Title: The Isobel Journal
Author: Isobel Harrop
Genre: Art Journal, Realistic, Young Adult, Non-fiction, British
Publisher: Hot Key Books
Publication Date: November 2013
Rating: 4 stars
Synopsis (from goodreads):
THE ISOBEL JOURNAL is no ordinary snapshot of a contemporary teenage life. A charming and vivid narrative scrapbook of the eighteen-year-old author’s sketches, mini-graphic novels, photographs and captions, it captures her wit, her observations and her creative talent as she takes us through the three central themes in her life: ‘Love’, ‘Friends, Art and Otters’ and ‘Me’.
Resonant of Laura Dockrill’s MISTAKES IN THE BACKGROUND and with the powerful naïve illustrative style of cult Japanese artist Yoshitomo Nara, this is a collector’s gift for teenagers and all who have the teenage experience still in their hearts. Readers will emphasise with this witty and honest journal of a girl getting to grips with impending adulthood. A must-have for all hipster teenagers and anyone who appreciates the raw creativity of youth. Enchanting and poignant.
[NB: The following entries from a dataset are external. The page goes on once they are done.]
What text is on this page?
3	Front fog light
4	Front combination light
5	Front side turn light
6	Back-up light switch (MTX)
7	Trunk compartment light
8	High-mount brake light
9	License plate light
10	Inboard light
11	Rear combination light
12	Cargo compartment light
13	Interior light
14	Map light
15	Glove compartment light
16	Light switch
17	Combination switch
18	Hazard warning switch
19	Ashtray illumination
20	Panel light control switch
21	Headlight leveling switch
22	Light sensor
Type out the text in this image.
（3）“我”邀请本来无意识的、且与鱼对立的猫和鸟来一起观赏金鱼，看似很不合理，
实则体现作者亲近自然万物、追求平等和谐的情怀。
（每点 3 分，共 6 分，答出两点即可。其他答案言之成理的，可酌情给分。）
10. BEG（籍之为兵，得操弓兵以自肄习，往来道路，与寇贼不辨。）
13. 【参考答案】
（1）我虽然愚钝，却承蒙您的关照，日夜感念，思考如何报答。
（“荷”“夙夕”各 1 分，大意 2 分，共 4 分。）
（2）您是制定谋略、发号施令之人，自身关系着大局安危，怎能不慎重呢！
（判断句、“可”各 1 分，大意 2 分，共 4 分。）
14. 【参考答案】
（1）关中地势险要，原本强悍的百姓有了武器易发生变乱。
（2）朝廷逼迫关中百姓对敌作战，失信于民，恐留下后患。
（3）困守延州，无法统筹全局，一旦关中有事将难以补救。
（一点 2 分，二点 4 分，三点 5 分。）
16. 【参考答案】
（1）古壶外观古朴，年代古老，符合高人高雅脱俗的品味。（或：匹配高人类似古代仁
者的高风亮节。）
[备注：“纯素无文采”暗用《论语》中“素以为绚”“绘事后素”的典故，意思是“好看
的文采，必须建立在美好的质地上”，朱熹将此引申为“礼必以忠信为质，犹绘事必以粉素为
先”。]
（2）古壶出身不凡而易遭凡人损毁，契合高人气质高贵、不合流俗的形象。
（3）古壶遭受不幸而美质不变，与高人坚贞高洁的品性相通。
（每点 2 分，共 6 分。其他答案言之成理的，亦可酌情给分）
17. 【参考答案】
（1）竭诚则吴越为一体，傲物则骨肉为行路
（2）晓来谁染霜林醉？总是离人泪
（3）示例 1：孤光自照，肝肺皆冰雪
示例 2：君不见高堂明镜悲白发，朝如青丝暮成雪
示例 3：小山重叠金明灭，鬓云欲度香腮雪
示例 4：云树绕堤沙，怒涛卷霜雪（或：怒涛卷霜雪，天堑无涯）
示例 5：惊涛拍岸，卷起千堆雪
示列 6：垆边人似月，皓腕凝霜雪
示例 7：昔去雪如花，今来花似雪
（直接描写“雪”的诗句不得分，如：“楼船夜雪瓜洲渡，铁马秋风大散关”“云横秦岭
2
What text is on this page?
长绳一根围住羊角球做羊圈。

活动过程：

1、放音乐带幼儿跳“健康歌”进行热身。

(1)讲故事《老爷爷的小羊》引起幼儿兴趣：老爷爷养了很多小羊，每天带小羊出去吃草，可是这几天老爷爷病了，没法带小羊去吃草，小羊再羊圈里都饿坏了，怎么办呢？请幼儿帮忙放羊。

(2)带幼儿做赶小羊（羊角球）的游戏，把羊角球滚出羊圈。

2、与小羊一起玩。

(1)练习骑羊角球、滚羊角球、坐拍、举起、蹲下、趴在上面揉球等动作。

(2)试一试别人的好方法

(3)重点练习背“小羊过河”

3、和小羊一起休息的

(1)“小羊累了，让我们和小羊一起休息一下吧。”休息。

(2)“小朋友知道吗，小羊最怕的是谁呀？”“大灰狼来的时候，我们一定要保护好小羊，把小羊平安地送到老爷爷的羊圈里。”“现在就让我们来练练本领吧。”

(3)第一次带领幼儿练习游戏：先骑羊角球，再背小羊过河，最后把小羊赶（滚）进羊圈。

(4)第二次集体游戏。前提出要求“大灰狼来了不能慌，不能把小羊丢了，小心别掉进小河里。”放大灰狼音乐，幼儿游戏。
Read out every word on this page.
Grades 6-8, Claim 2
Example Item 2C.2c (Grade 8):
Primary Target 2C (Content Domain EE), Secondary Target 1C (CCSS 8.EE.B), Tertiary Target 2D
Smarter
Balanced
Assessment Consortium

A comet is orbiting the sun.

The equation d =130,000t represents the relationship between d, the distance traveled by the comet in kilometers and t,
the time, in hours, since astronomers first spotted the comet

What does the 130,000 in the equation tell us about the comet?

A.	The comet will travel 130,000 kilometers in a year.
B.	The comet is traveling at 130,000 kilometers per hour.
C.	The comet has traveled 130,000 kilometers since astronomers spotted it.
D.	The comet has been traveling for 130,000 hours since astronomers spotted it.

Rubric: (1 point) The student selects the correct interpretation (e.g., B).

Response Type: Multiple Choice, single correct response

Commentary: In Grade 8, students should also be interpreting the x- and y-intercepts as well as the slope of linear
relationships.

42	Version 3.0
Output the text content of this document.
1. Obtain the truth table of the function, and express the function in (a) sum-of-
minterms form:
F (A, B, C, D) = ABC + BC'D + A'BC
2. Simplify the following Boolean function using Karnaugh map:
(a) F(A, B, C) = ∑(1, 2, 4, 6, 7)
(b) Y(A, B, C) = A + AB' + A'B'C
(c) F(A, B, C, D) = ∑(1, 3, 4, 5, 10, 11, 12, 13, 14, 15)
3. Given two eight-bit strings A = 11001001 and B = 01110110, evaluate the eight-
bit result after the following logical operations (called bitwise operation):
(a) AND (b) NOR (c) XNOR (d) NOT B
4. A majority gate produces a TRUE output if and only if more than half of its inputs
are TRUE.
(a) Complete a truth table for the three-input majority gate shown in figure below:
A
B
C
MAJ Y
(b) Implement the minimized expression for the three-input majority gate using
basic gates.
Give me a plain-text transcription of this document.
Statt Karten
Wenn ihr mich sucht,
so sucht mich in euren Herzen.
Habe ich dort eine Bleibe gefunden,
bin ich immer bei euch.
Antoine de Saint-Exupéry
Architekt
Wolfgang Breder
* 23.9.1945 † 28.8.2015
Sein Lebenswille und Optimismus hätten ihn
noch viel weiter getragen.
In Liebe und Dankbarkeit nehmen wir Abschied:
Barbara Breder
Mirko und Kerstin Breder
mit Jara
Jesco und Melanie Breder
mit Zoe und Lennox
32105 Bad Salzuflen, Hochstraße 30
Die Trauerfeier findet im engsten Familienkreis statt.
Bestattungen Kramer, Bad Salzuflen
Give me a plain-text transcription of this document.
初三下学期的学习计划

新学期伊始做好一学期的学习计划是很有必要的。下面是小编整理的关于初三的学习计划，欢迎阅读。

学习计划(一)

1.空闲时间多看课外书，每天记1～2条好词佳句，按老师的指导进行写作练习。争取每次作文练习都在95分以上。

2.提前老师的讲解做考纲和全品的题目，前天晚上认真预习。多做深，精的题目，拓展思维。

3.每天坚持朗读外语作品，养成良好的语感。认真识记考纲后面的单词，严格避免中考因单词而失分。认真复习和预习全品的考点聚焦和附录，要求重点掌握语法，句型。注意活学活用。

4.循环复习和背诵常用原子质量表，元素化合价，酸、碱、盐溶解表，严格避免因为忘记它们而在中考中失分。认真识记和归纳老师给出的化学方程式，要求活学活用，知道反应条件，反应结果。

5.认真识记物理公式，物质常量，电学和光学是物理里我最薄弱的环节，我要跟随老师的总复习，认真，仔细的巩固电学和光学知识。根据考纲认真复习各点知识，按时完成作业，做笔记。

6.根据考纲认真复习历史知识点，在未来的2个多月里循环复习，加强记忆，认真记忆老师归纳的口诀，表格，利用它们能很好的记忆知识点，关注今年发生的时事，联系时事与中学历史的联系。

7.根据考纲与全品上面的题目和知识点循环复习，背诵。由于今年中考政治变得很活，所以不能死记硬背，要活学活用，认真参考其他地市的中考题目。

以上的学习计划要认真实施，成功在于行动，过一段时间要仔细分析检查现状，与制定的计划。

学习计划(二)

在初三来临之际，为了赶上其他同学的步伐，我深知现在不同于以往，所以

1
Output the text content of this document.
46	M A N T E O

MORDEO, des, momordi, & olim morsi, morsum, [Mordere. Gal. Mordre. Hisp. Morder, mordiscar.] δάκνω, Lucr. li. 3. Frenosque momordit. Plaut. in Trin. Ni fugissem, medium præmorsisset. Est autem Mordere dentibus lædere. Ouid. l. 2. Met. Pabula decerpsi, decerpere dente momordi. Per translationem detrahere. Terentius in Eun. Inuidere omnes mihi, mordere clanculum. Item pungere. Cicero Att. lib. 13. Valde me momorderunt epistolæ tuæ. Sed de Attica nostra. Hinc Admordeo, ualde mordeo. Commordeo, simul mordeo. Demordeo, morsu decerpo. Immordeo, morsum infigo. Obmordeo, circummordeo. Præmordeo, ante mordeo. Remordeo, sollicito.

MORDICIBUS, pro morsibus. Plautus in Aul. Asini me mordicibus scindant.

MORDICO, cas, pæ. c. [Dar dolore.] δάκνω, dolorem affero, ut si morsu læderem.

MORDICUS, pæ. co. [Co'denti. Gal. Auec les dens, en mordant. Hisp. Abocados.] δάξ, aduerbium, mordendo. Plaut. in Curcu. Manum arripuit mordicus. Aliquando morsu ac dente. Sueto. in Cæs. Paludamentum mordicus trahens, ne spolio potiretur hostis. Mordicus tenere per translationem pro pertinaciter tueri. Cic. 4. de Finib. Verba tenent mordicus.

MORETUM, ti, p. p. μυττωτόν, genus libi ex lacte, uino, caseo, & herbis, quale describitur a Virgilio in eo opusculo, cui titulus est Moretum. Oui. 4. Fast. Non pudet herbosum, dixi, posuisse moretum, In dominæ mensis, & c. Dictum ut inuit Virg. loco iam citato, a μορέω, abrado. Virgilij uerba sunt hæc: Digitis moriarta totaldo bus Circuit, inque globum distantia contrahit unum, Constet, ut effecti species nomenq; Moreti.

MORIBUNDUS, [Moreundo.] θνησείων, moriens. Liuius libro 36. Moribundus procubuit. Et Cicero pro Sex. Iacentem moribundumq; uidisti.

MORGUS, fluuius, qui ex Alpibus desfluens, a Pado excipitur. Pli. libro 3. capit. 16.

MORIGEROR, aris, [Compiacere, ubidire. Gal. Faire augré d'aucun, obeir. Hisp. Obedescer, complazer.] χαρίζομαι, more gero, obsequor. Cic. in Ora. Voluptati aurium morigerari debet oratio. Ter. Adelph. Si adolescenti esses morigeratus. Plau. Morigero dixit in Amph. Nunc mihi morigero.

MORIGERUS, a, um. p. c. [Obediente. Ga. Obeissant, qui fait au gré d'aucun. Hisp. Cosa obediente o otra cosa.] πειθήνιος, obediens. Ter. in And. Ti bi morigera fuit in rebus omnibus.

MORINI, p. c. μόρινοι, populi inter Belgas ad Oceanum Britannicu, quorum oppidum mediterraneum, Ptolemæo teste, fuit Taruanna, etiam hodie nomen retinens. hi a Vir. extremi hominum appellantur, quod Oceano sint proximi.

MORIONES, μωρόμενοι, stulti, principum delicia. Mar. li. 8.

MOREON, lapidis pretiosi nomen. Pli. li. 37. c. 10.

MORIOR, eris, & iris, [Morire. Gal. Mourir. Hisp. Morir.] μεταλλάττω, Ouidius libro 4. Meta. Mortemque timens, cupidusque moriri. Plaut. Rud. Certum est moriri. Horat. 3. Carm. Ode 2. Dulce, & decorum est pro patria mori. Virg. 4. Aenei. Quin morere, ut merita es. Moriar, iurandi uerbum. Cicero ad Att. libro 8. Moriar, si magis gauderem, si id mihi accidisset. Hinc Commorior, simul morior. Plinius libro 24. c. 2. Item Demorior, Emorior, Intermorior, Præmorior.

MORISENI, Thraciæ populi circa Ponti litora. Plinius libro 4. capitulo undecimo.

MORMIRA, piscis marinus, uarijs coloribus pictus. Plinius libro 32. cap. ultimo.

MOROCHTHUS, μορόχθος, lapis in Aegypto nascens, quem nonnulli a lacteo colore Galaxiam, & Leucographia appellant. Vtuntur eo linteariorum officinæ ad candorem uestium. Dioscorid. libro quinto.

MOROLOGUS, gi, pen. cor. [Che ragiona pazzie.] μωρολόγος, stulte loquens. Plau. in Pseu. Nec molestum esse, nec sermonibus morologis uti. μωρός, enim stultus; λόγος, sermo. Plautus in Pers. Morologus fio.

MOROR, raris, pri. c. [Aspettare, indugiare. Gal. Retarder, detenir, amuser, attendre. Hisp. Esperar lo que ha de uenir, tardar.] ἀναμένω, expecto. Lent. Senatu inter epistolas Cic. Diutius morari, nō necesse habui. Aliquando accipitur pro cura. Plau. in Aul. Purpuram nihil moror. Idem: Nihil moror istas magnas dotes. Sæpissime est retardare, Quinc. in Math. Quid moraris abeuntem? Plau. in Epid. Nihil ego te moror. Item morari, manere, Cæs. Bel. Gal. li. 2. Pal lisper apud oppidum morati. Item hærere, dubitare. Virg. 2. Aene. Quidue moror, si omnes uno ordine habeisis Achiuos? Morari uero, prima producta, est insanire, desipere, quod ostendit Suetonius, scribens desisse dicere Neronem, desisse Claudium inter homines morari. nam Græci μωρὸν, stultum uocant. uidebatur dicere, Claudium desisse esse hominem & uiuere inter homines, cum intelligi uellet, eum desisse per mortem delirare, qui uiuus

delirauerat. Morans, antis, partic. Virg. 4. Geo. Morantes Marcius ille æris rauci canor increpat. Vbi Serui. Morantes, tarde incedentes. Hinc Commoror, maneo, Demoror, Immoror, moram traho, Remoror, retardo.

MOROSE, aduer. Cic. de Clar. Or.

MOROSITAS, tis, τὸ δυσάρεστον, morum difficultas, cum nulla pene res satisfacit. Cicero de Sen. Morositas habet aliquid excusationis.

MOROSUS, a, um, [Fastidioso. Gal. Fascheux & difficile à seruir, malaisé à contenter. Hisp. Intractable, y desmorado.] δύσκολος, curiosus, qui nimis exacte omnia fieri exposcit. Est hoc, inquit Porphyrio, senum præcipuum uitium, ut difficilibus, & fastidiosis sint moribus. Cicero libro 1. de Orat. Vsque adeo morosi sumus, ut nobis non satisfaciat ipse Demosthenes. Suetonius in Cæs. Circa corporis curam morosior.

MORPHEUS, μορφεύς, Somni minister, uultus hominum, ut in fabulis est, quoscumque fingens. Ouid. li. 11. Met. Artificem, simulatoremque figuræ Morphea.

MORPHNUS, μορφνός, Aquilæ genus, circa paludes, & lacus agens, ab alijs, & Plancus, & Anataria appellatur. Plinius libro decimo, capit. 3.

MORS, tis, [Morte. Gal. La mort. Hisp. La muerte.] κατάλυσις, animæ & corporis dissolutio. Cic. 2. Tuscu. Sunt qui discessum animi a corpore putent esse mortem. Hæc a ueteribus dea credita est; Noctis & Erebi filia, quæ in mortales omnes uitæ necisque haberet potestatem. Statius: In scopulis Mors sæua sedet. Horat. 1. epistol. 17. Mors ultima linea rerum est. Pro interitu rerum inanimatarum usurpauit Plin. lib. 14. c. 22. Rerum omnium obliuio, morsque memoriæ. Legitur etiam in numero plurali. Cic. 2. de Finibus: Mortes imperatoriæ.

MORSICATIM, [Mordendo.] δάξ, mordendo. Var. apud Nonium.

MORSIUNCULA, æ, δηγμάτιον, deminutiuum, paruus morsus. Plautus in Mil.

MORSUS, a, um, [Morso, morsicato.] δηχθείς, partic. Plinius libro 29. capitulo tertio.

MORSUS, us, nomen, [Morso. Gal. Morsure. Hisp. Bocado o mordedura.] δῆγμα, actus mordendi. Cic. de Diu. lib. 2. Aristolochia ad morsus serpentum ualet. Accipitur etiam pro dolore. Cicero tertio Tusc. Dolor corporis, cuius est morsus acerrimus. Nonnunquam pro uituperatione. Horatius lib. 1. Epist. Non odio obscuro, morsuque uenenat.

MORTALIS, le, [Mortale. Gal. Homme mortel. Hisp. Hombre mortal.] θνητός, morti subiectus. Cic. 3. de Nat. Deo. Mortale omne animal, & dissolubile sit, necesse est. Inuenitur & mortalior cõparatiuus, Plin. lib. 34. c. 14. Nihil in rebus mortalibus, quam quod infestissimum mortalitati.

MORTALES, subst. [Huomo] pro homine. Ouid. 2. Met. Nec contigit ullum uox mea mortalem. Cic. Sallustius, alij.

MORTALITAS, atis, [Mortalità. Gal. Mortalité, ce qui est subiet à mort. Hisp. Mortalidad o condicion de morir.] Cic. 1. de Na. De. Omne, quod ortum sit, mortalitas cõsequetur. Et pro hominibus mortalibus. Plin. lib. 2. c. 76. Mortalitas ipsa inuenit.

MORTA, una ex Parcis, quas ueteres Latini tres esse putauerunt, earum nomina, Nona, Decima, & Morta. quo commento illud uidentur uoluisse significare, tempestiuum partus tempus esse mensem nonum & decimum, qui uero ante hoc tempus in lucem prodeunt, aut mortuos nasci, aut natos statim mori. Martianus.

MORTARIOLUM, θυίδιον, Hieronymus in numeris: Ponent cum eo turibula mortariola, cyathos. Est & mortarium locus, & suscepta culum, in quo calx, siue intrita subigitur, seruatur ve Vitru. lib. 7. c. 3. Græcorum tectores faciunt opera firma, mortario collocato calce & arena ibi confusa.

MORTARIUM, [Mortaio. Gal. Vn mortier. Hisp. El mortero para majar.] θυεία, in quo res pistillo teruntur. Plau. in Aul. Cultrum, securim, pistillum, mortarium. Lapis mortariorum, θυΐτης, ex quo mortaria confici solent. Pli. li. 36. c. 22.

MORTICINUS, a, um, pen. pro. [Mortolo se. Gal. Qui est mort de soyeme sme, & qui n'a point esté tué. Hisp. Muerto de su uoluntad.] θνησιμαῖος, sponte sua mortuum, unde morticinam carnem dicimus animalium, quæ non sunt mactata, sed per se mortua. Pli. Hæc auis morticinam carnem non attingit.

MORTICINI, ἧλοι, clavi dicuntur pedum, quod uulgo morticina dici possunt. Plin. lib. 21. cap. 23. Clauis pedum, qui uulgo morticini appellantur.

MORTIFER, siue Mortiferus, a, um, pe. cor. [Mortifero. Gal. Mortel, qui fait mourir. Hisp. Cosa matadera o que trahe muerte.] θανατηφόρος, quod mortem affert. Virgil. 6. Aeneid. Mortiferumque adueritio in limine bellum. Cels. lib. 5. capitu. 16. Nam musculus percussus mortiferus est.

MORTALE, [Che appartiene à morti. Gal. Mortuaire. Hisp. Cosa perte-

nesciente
The Isobel Journal may not be a novel but it definitely tells a story. The story of a teenage girl from Northern England – who thinks nothing really happens there. Part scrapbook, part art journal, this book is a delightful glimpse into Isobel Harrop’s life.
After reading this book I felt like I knew Isobel. I may never have met her but after reading her thoughts and seeing her beautiful drawings I felt like I knew the important things – like how she feels about decade old TV shows or her love of Beyonce and Destiny’s Child. The illustrations are lovely – I especially liked the badgers – and tickets and other random things ‘stuck’ in emphasize that this is a non-fiction story about where Isobel was at that particular point in her life.
There are some particular pages which had me laughing with just how accurate some of Isobel’s thoughts were with regards to my own experiences (who knew my dad wasn’t the only one typing “The You Tube” into Google). Heartbreak, friendship, family and otters are all covered with witty pieces of wisdom and adorable drawings illustrating the ideas and thoughts of a typical teenager. I thought this book was insightful and relatable.
Thanks to Hot Key Books for the review copy.